In contrast, some authors have suggested that the impingement and the radiographical changes seen postoperatively in patients with femoral neck fractures were the cause of the nonunion or malunion rather than the effect (115). Regardless, a proximal femur fracture and subsequent malreduction and/or malunion appear to increase the risk of developing radiographical and clinical signs of cam-type impingement. The cause and effect between these postoperative radiographical findings and the subsequent development of hip arthritis remain unclear. These findings however do support the importance of initial anatomic reduction in both the AP and axial planes and stable fixation when dealing with proximal femoral fractures (111,116). The results also highlight the importance of close monitoring and early postoperative detection when treating a patient who has suffered a similar type fracture with subsequent malunion. Surgical intervention may facilitate hip preservation, in this specific patient population, preventing possible FAI symptomatology and its sequelae.
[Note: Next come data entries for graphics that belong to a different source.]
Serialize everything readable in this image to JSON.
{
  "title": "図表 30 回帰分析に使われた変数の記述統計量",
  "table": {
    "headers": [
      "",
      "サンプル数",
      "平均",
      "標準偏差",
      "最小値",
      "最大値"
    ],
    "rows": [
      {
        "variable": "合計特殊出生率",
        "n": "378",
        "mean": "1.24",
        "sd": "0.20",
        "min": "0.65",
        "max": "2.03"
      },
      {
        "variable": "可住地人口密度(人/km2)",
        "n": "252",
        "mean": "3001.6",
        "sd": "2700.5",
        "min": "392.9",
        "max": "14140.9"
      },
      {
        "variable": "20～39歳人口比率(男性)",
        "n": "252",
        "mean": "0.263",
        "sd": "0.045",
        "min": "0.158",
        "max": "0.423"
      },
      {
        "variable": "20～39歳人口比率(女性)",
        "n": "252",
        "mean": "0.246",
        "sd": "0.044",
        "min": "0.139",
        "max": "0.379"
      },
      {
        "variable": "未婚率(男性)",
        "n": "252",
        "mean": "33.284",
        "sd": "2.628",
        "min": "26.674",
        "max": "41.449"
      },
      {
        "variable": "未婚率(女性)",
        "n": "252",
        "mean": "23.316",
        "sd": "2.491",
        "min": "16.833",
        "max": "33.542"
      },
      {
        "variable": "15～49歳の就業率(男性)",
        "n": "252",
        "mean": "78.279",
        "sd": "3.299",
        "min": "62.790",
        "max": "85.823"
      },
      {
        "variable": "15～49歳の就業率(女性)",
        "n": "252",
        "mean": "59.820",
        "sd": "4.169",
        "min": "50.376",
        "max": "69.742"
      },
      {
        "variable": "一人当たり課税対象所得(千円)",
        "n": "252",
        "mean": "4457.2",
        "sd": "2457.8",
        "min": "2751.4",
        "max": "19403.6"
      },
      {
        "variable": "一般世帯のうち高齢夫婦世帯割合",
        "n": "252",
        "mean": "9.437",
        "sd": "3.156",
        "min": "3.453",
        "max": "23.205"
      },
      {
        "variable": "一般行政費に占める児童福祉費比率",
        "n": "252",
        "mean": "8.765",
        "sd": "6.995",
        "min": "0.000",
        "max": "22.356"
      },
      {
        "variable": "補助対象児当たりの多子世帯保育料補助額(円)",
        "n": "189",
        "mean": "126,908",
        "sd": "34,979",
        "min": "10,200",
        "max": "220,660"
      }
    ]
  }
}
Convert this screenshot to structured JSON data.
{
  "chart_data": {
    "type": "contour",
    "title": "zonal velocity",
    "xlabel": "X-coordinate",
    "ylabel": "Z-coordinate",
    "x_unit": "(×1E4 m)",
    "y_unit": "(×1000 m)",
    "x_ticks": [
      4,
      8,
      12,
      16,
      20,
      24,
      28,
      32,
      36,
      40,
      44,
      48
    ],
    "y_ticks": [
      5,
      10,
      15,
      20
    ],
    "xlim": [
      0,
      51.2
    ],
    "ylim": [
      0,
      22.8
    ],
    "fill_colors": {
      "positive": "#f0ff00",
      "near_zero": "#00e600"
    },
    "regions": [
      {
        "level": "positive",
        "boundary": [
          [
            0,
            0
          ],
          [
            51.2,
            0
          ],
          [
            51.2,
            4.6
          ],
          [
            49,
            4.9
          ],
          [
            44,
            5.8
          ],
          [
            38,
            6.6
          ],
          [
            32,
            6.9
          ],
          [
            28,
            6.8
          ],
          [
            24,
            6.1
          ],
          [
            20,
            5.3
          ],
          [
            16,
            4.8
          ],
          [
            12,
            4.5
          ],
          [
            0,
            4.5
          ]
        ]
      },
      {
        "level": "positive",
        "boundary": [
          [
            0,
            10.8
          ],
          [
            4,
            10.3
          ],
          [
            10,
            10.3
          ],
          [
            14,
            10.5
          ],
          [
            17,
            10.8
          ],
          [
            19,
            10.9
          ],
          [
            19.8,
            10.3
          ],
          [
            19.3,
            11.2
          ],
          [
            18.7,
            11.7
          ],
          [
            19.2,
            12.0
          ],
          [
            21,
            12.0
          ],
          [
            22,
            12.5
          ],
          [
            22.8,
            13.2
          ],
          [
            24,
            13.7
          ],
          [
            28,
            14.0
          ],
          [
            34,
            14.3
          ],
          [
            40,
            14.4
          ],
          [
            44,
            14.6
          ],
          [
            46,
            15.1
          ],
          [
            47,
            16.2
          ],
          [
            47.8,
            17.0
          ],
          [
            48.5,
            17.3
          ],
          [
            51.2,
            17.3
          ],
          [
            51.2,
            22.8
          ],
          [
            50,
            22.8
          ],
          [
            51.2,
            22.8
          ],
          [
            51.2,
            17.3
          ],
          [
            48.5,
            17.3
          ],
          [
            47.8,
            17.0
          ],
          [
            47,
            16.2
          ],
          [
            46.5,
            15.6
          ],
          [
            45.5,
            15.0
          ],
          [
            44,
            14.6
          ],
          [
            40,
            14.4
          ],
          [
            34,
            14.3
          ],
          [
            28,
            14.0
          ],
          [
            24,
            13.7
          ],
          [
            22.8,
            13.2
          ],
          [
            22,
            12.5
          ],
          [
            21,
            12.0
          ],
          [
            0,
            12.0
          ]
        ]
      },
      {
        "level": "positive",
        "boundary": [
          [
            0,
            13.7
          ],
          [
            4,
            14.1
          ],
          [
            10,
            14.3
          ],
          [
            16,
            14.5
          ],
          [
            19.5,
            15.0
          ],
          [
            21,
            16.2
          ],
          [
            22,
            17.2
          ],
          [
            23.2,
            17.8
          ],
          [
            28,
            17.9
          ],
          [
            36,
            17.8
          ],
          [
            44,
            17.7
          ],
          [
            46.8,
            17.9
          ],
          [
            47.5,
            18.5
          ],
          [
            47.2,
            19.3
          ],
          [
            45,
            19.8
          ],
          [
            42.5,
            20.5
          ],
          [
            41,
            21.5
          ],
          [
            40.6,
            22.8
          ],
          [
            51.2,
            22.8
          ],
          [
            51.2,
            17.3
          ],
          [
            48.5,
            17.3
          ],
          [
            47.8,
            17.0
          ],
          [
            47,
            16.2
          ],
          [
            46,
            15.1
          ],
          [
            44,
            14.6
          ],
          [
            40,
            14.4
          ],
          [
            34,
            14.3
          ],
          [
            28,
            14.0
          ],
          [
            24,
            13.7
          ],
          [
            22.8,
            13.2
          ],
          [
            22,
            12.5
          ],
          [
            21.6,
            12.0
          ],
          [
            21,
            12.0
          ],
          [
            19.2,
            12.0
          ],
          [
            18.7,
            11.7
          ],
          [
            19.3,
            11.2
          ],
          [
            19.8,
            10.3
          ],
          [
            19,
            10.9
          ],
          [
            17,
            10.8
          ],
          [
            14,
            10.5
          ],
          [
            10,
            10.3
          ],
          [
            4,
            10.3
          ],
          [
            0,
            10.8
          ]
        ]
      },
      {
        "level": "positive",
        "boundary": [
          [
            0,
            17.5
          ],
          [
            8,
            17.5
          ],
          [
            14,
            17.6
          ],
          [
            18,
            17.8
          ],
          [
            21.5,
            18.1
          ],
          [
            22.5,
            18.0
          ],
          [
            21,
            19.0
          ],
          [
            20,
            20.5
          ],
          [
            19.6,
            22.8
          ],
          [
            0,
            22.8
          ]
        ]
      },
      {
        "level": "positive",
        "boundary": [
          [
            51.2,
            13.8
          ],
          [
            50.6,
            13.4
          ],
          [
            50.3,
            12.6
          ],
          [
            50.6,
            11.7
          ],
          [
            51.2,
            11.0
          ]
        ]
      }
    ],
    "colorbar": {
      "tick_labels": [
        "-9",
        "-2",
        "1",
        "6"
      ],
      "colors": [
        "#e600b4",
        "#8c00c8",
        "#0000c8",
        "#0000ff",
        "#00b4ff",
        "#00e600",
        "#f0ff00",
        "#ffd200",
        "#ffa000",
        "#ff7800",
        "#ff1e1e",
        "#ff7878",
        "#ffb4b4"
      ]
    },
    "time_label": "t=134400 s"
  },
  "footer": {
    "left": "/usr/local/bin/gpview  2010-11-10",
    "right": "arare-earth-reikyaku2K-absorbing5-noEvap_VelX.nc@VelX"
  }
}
5.6.3 FAI and the “Pathological Cam Lesion”
FAI symptomatology and radiographic changes can also be caused by pathological lesions. Several case reports and series have been published describing classical FAI symptomatology resulting from both benign and malignant lesions in the proximal femur (117-122). The patients are typically young active adults who present with pain and progressive decrease in hip range of motion (117). The widened and dysplastic femoral head and neck create a mechanical block leading to abnormal contact between the proximal femur and acetabular rim, limiting the range of motion and leading to the typical FAI presentation of pain, positive impingement and FABER test, and decreased flexion, adduction, and internal rotation. The changes seen on the femoral side are often associated with acetabular labral tears and cysts with signs of progressive arthritic changes.